The tobacco company Philip Morris has funded several university research programs, sometimes with contracts that breach university ethics requirements, as part of a concerted public relations and marketing strategy to improve tobacco’s tarnished image.
The academic integrity and scientific credibility of academic institutions can quickly be called into question when they forge partnerships with Philip Morris (now Altria), a tobacco giant with a long history of manipulating science and public policy.
Philip Morris gave Duke University $37 million over ten years from 2004 to 2014. This grant helped to fund the Duke Center for Smoking Cessation. The Center’s director, Jed Rose, has made the case for e-cigarettes—promoted by tobacco companies to spin off their own brands as a smoking cessation method—as recently as 2016, despite the fact that the FDA has not approved any electronic cigarette products as effective cessation aids. In Rose’s author disclosure, he acknowledges that he has accepted tobacco industry funding, that he serves as a consultant to Philip Morris International “specifically to support reduced risk products,” and that he is listed as an inventor on a nicotine inhalation technology sold to Philip Morris. Other than Rose’s personal funding disclosure and an indirect mention on an outdated program history timeline, nowhere on the its website does the Center explicitly disclose the decade of tobacco industry funding. As Philip Morris works to promote smoking cessation products, it has actually advertised for dual use of the cigarettes in addition to the patch by using the campaign for its Marlboro brand, “for when you can’t smoke.”
In 2006, Philip Morris entered into a $1.3 million contract with Virginia Commonwealth University. The contract’s restrictive terms included barring professors from publishing the results or talking about their studies without the company’s permission. Additionally, all patents and other intellectual property rights for work conducted under the contract would belong to the company, not the university researcher.
The contract’s terms are in stark contrast to the university’s own guidelines for industry-sponsored research. Sheldon Krimsky, an expert on corporate influence on medical research at Tufts University, wrote: “when universities sign contracts with these covenants, they are basically giving up their ethos, compromising their values as a university. There should be no debate about having a sponsor with control over the publishing of results.”
The contract was established while the President of VCU, Eugene Trani, was a member of the board of directors of Universal Corporation, a leaf tobacco company, which sells its product to tobacco manufacturers including Philip Morris. Trani also led the development of the Virginia Biotechnology Research Park, including the building that houses the $350 million Philip Morris Center for Research and Technology, where the company is conducting research into “reduced risk” products including smokeless tobacco.
In February 2007, Philip Morris USA announced a $25 million gift to the University of Virginia, the largest corporate gift ever received by the university, to support “independent research” to “help prevent youth smoking, improve the effectiveness of smoking-cessation efforts and reduce the harm caused by smoking.” This grant was part of a $176 million effort to implement programs aimed at helping young people avoid risky behaviors, such as smoking. Just a few years later, in 2010, John T. Casteen III, who was president at the time of Philip Morris’ grant to UVA, was appointed to the board of directors of Altria.

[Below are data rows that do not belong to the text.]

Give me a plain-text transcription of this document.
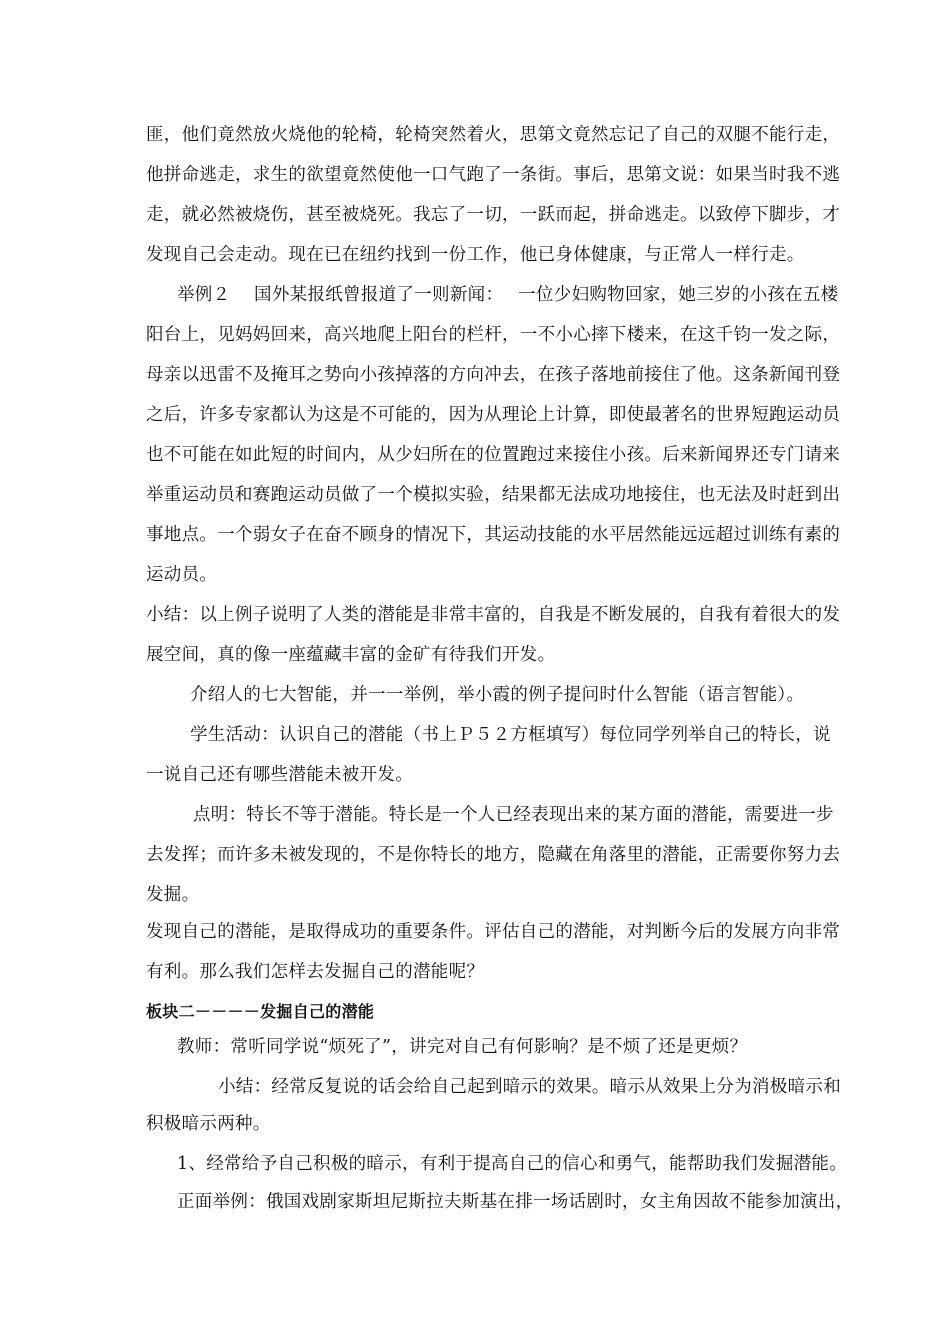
匪，他们竟然放火烧他的轮椅，轮椅突然着火，思第文竟然忘记了自己的双腿不能行走，
他拼命逃走，求生的欲望竟然使他一口气跑了一条街。事后，思第文说：如果当时我不逃
走，就必然被烧伤，甚至被烧死。我忘了一切，一跃而起，拼命逃走。以致停下脚步，才
发现自己会走动。现在已在纽约找到一份工作，他已身体健康，与正常人一样行走。
举例２　 国外某报纸曾报道了一则新闻：　 一位少妇购物回家，她三岁的小孩在五楼
阳台上，见妈妈回来，高兴地爬上阳台的栏杆，一不小心摔下楼来，在这千钧一发之际，
母亲以迅雷不及掩耳之势向小孩掉落的方向冲去，在孩子落地前接住了他。这条新闻刊登
之后，许多专家都认为这是不可能的，因为从理论上计算，即使最著名的世界短跑运动员
也不可能在如此短的时间内，从少妇所在的位置跑过来接住小孩。后来新闻界还专门请来
举重运动员和赛跑运动员做了一个模拟实验，结果都无法成功地接住，也无法及时赶到出
事地点。一个弱女子在奋不顾身的情况下，其运动技能的水平居然能远远超过训练有素的
运动员。
小结：以上例子说明了人类的潜能是非常丰富的，自我是不断发展的，自我有着很大的发
展空间，真的像一座蕴藏丰富的金矿有待我们开发。
介绍人的七大智能，并一一举例，举小霞的例子提问时什么智能（语言智能）。
学生活动：认识自己的潜能（书上Ｐ５２方框填写）每位同学列举自己的特长，说
一说自己还有哪些潜能未被开发。
点明：特长不等于潜能。特长是一个人已经表现出来的某方面的潜能，需要进一步
去发挥；而许多未被发现的，不是你特长的地方，隐藏在角落里的潜能，正需要你努力去
发掘。
发现自己的潜能，是取得成功的重要条件。评估自己的潜能，对判断今后的发展方向非常
有利。那么我们怎样去发掘自己的潜能呢？
板块二－－－－发掘自己的潜能
教师：常听同学说“烦死了”，讲完对自己有何影响？是不烦了还是更烦？
小结：经常反复说的话会给自己起到暗示的效果。暗示从效果上分为消极暗示和
积极暗示两种。
1、经常给予自己积极的暗示，有利于提高自己的信心和勇气，能帮助我们发掘潜能。
正面举例：俄国戏剧家斯坦尼斯拉夫斯基在排一场话剧时，女主角因故不能参加演出，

As Philip Morris increased its funding of university research into smoking cessation efforts, a 2012 Surgeon General report, Preventing Tobacco Use Among Youth and Young Adults, concluded that, “there is a causal relationship between advertising and promotional efforts of the tobacco companies and the initiation and progression of tobacco use among young people,” that “The evidence is suggestive…that tobacco companies have changed the packaging and design of their products in ways that have increased these products’ appeal to adolescents and young adults,” and that “the tobacco companies’ activities and programs for the prevention of youth smoking have not demonstrated an impact on the initiation or prevalence of smoking among young people.”
These three schools have all been used by in the tobacco industry in a concerted public relations and marketing strategy designed to improve its image after being exposed over decades as purveyors of disinformation that harmed millions of lives.